Vitrines for Living
by Stephanie Lloyd (MArch I ’22) and Diandra Rendradjaja (MArch I ’22)
Contemporary housing practices promote density by means of enormity and uniformity. As an economic model, unit sizes and unit types have been standardized, predicated on outdated conventions of family units that create a clear distinction between us, our stuff, and our space. With the pursuit of maximizing leasable square footage, little attention is typically paid to the quality of the interior condition, and instead, the interiors have become increasingly agnostic, despite the fact that our lives are now, more than ever, defined by the stuff that we collect. Our tendencies for hoarding, accumulating, collecting, and curating are met with an architectural refusal to engage; there is no architectural compromise in the state of contemporary housing and living.

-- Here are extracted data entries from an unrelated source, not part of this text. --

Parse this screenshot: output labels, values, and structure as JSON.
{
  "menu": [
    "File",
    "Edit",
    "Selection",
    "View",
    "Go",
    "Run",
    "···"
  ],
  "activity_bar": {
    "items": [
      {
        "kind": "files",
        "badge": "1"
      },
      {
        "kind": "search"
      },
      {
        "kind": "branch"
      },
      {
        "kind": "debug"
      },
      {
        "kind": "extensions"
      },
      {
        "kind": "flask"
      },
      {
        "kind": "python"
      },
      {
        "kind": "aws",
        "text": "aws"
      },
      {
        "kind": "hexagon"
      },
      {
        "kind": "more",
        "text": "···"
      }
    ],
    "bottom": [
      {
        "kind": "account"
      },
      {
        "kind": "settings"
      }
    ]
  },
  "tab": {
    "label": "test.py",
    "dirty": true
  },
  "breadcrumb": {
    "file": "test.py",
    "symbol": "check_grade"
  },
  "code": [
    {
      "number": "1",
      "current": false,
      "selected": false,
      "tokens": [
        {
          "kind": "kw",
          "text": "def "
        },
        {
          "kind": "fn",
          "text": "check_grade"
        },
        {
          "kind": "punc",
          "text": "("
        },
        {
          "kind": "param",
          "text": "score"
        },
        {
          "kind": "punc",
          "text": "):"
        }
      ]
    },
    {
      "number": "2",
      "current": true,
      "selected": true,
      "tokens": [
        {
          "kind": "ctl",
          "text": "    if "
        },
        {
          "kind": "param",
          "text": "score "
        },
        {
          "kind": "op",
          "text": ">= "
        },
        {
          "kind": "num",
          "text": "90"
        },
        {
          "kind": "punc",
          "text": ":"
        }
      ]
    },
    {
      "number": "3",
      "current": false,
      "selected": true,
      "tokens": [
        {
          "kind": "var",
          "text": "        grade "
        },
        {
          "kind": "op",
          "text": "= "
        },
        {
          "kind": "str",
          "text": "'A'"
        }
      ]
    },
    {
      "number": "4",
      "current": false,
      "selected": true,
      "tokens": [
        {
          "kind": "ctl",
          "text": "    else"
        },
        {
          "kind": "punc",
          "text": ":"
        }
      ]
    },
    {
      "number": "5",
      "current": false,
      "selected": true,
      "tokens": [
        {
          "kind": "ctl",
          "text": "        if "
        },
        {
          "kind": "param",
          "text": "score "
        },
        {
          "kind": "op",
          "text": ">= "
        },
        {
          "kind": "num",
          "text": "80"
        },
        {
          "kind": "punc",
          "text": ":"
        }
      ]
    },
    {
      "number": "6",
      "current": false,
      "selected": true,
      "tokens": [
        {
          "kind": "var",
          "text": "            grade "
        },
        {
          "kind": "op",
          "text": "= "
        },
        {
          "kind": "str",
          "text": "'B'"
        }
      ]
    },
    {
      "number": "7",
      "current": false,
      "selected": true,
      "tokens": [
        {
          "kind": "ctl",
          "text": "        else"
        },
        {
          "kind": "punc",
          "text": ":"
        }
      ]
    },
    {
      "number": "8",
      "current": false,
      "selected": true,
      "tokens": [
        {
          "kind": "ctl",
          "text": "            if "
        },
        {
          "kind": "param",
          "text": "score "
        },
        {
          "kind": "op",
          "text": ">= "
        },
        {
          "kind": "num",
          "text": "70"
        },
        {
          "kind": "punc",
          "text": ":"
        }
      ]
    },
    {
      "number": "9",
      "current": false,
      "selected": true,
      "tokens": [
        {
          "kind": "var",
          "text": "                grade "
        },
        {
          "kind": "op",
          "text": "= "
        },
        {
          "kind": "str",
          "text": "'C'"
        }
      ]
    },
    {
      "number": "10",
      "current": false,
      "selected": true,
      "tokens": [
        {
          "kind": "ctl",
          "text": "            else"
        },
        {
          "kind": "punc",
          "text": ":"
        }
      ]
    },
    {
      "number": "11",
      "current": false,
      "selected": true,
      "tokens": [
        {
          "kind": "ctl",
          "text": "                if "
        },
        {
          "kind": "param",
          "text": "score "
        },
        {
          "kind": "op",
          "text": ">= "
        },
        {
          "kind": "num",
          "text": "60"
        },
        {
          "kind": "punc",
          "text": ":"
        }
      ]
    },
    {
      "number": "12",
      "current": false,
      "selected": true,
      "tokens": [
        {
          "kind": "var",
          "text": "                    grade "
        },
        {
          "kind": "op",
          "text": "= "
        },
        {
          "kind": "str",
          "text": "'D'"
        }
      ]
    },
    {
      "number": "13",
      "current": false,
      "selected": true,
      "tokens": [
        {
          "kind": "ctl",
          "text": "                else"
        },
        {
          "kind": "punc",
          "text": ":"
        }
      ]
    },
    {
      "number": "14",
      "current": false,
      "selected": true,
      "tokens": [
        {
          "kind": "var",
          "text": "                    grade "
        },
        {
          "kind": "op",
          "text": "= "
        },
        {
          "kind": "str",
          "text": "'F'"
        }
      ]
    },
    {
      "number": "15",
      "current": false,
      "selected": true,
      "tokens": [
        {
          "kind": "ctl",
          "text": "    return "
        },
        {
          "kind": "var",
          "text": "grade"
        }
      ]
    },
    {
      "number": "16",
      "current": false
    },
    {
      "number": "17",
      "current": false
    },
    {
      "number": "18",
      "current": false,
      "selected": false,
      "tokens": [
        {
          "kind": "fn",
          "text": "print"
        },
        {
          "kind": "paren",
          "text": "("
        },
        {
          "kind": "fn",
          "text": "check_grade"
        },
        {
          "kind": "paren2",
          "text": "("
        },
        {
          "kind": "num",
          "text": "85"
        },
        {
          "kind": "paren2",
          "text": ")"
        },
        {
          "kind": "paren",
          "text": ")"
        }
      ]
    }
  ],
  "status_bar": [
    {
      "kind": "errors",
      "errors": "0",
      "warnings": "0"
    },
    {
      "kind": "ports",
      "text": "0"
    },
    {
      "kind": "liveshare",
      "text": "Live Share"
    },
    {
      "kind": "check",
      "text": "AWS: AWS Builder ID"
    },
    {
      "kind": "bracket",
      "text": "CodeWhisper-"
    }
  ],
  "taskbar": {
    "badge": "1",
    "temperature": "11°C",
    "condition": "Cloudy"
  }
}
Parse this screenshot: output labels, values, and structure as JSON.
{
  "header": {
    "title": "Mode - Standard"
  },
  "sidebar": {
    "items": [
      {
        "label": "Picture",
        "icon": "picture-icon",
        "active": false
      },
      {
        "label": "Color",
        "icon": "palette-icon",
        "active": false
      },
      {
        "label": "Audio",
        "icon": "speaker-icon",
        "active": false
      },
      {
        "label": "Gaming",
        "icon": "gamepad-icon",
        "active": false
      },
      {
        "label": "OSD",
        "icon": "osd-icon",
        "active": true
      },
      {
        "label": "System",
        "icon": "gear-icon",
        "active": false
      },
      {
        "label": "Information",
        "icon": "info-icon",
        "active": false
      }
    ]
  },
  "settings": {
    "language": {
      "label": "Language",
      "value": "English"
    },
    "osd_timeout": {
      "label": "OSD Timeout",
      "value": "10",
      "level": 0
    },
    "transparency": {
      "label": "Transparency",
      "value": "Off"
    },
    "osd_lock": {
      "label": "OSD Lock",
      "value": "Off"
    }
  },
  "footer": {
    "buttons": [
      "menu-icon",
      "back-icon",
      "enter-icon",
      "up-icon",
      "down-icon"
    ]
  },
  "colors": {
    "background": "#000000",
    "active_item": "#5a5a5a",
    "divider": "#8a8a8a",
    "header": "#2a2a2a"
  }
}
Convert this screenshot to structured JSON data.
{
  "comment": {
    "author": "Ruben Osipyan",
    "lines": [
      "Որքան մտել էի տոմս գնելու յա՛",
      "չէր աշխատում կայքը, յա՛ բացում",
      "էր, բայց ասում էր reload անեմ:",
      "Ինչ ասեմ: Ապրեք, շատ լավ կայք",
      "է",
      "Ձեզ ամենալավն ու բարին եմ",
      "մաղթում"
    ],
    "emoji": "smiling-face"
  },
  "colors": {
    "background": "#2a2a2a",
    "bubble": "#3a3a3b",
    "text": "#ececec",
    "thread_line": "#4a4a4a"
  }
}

Instead, we are interested in the granular, interior, and intimate qualities of collective living, and how these atomized components might ultimately affect the urban condition. By questioning the criteria for selecting units in the context of contemporary housing practices, this project proposes the reconsideration of conventional unit sizes and unit types, and proposes that living might take place among, within, and around vitrines. Unit types and unit sizes are no longer defined by the conventions of a family unit. Rather, the size and character of a resident’s possessions define the number of vitrines required to satisfy the needs of domestic collectivity. Unit types are not described by bed count. Units are defined, instead, by vitrine count.
Vitrines are the granular components that house objects and programs for domestic living. Comprised of steel frames, glass, and modulated concrete blocks, the vitrines are at once architecture and a ready-made furniture. Acknowledging that contemporary residents might travel light, bringing with them only the collections that enable domestic living, the vitrines become an interior infrastructure that delineates space, curates possessions, and produces by-products of collectivity. By taking seriously the variation in contemporary collections of residents in the Jamaica Plain and Roxbury neighborhoods, specific vitrine types have emerged in order to compartmentalize the variations of domestic living. These vitrines—top-down, in the round, platform, and elevational—anticipate and choreograph unique spatial relationships to one’s collections.
While the project appears at first to be both enormous and uniform, the bottom-up deployment of granular infrastructural components produces by-products of collectivity at both an intimate and urban scale. This new infrastructure challenges both the identity and economic motivations of contemporary housing by proposing a system for the curation of collectivity—vitrines for living.